É o relato do essencial.

2)Fundamentação.

Está configurado, no caso, o conflito de atribuições.

Isso decorre do posicionamento de diversos órgãos de execução do Ministério Público, quando “(a) dois ou mais deles manifestam, simultaneamente, atos que importem a afirmação das próprias atribuições, em exclusões às de outro membro (conflito positivo); (b) ao menos um membro negue a própria atribuição funcional e a atribua a outro membro, que já a tenha recusado (conflito negativo)” (cf. Hugo Nigro Mazzilli, Regime Jurídico do Ministério Público, 6ª ed., São Paulo, Saraiva, 2007, p. 486/487). No mesmo sentido Emerson Garcia, Ministério Público, 2ª ed., Rio de Janeiro, Lumen Juris, 2005, p. 196/197.

Como se sabe, no processo jurisdicional a identificação do órgão judicial competente é extraída dos próprios elementos da ação, pois é a partir deles que o legislador estabelece critérios para a repartição do serviço. Nesse sentido: Antônio Carlos de Araújo Cintra, Ada Pellegrini Grinover e Cândido Rangel Dinamarco, Teoria geral do processo, 23ª ed., São Paulo, Malheiros, 2007, p. 250/252; Athos Gusmão Carneiro, Jurisdição e competência, 11ª ed., São Paulo, Saraiva, 2001, p. 56; Patrícia Miranda Pizzol, A competência no processo civil, São Paulo, RT, 2003, p. 140; Daniel Amorim Assumpção Neves, Competência no processo civil, São Paulo, Método, 2005, p. 55 e ss.

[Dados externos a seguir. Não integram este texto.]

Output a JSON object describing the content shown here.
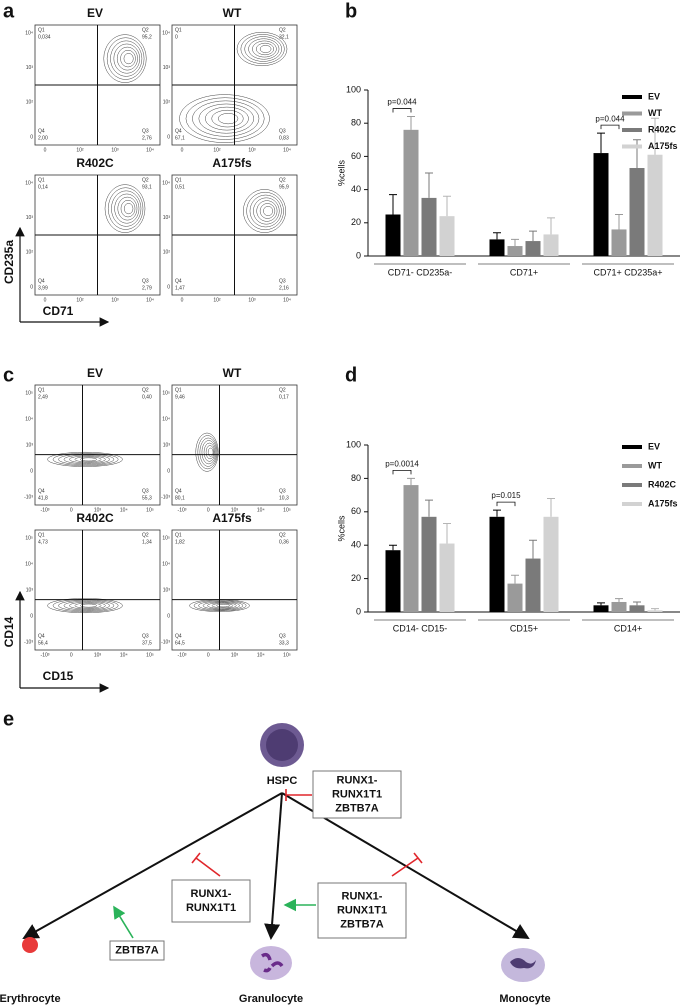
{
  "panel_labels": [
    "a",
    "b",
    "c",
    "d",
    "e"
  ],
  "flow_a": {
    "y_label": "CD235a",
    "x_label": "CD71",
    "yticks": [
      "0",
      "10²",
      "10³",
      "10⁴"
    ],
    "xticks": [
      "0",
      "10²",
      "10³",
      "10⁴"
    ],
    "plots": [
      {
        "title": "EV",
        "quadrants": [
          {
            "name": "Q1",
            "value": "0,034"
          },
          {
            "name": "Q2",
            "value": "95,2"
          },
          {
            "name": "Q3",
            "value": "2,76"
          },
          {
            "name": "Q4",
            "value": "2,00"
          }
        ]
      },
      {
        "title": "WT",
        "quadrants": [
          {
            "name": "Q1",
            "value": "0"
          },
          {
            "name": "Q2",
            "value": "32,1"
          },
          {
            "name": "Q3",
            "value": "0,83"
          },
          {
            "name": "Q4",
            "value": "67,1"
          }
        ]
      },
      {
        "title": "R402C",
        "quadrants": [
          {
            "name": "Q1",
            "value": "0,14"
          },
          {
            "name": "Q2",
            "value": "93,1"
          },
          {
            "name": "Q3",
            "value": "2,79"
          },
          {
            "name": "Q4",
            "value": "3,99"
          }
        ]
      },
      {
        "title": "A175fs",
        "quadrants": [
          {
            "name": "Q1",
            "value": "0,51"
          },
          {
            "name": "Q2",
            "value": "95,9"
          },
          {
            "name": "Q3",
            "value": "2,16"
          },
          {
            "name": "Q4",
            "value": "1,47"
          }
        ]
      }
    ]
  },
  "flow_c": {
    "y_label": "CD14",
    "x_label": "CD15",
    "yticks": [
      "-10³",
      "0",
      "10³",
      "10⁴",
      "10⁵"
    ],
    "xticks": [
      "-10³",
      "0",
      "10³",
      "10⁴",
      "10⁵"
    ],
    "plots": [
      {
        "title": "EV",
        "quadrants": [
          {
            "name": "Q1",
            "value": "2,49"
          },
          {
            "name": "Q2",
            "value": "0,40"
          },
          {
            "name": "Q3",
            "value": "55,3"
          },
          {
            "name": "Q4",
            "value": "41,8"
          }
        ]
      },
      {
        "title": "WT",
        "quadrants": [
          {
            "name": "Q1",
            "value": "9,46"
          },
          {
            "name": "Q2",
            "value": "0,17"
          },
          {
            "name": "Q3",
            "value": "10,3"
          },
          {
            "name": "Q4",
            "value": "80,1"
          }
        ]
      },
      {
        "title": "R402C",
        "quadrants": [
          {
            "name": "Q1",
            "value": "4,73"
          },
          {
            "name": "Q2",
            "value": "1,34"
          },
          {
            "name": "Q3",
            "value": "37,5"
          },
          {
            "name": "Q4",
            "value": "56,4"
          }
        ]
      },
      {
        "title": "A175fs",
        "quadrants": [
          {
            "name": "Q1",
            "value": "1,82"
          },
          {
            "name": "Q2",
            "value": "0,36"
          },
          {
            "name": "Q3",
            "value": "33,3"
          },
          {
            "name": "Q4",
            "value": "64,5"
          }
        ]
      }
    ]
  },
  "chart_data": [
    {
      "type": "bar",
      "ylabel": "%cells",
      "categories": [
        "CD71- CD235a-",
        "CD71+",
        "CD71+ CD235a+"
      ],
      "series": [
        {
          "name": "EV",
          "color": "#000000",
          "values": [
            25,
            10,
            62
          ],
          "errors": [
            12,
            4,
            12
          ]
        },
        {
          "name": "WT",
          "color": "#9a9a9a",
          "values": [
            76,
            6,
            16
          ],
          "errors": [
            8,
            4,
            9
          ]
        },
        {
          "name": "R402C",
          "color": "#7a7a7a",
          "values": [
            35,
            9,
            53
          ],
          "errors": [
            15,
            6,
            17
          ]
        },
        {
          "name": "A175fs",
          "color": "#d2d2d2",
          "values": [
            24,
            13,
            61
          ],
          "errors": [
            12,
            10,
            22
          ]
        }
      ],
      "pvalues": [
        "p=0.044",
        null,
        "p=0.044"
      ],
      "ylim": [
        0,
        100
      ],
      "yticks": [
        0,
        20,
        40,
        60,
        80,
        100
      ]
    },
    {
      "type": "bar",
      "ylabel": "%cells",
      "categories": [
        "CD14- CD15-",
        "CD15+",
        "CD14+"
      ],
      "series": [
        {
          "name": "EV",
          "color": "#000000",
          "values": [
            37,
            57,
            4
          ],
          "errors": [
            3,
            4,
            1.5
          ]
        },
        {
          "name": "WT",
          "color": "#9a9a9a",
          "values": [
            76,
            17,
            6
          ],
          "errors": [
            4,
            5,
            2
          ]
        },
        {
          "name": "R402C",
          "color": "#7a7a7a",
          "values": [
            57,
            32,
            4
          ],
          "errors": [
            10,
            11,
            2
          ]
        },
        {
          "name": "A175fs",
          "color": "#d2d2d2",
          "values": [
            41,
            57,
            1
          ],
          "errors": [
            12,
            11,
            1
          ]
        }
      ],
      "pvalues": [
        "p=0.0014",
        "p=0.015",
        null
      ],
      "ylim": [
        0,
        100
      ],
      "yticks": [
        0,
        20,
        40,
        60,
        80,
        100
      ]
    }
  ],
  "diagram": {
    "nodes": [
      {
        "label": "HSPC"
      },
      {
        "label": "Erythrocyte"
      },
      {
        "label": "Granulocyte"
      },
      {
        "label": "Monocyte"
      }
    ],
    "regulators": [
      {
        "lines": [
          "RUNX1-",
          "RUNX1T1",
          "ZBTB7A"
        ]
      },
      {
        "lines": [
          "RUNX1-",
          "RUNX1T1"
        ]
      },
      {
        "lines": [
          "ZBTB7A"
        ]
      },
      {
        "lines": [
          "RUNX1-",
          "RUNX1T1",
          "ZBTB7A"
        ]
      }
    ]
  }
}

Esta idéia, aliás, estava implícita no critério tríplice de determinação de competência (objetivo, funcional e territorial) intuído no direito alemão por Adolf Wach, e sustentado, na doutrina italiana, por Giuseppe Chiovenda (Princípios de derecho procesal civil, t.I, trad. esp. de Jose Casais Y Santaló, Madrid, Instituto Editorial Réus, 1922, p. 621 e ss; e em suas Instituições de direito processual civil, 2º vol., trad. port. de J. Guimarães Menegale, São Paulo, Saraiva, 1965, p. 153 e ss), bem como por Piero Calamandrei (Instituciones de derecho procesal civil, v. II, trad. esp. Santiago Sentís Melendo, Buenos Aires, EJEA, 1973, p. 95 e ss), entre outros clássicos doutrinadores.

Ora, se para a identificação do órgão judicial competente para a apreciação de determinada demanda a lei processual estabelece, a priori, critérios que partem de dados inerentes à própria causa, não há razão para que o raciocínio a desenvolver para a identificação do órgão ministerial com atribuições para certa investigação também não parta de elementos do caso concreto, ou seja, seu objeto.

Pode-se, deste modo, afirmar que a definição do membro do parquet a quem incumbe a atribuição para conduzir determinada investigação na esfera cível, que poderá, ulteriormente, culminar com a propositura de ação civil pública, deve levar em consideração os dados do caso concreto investigado.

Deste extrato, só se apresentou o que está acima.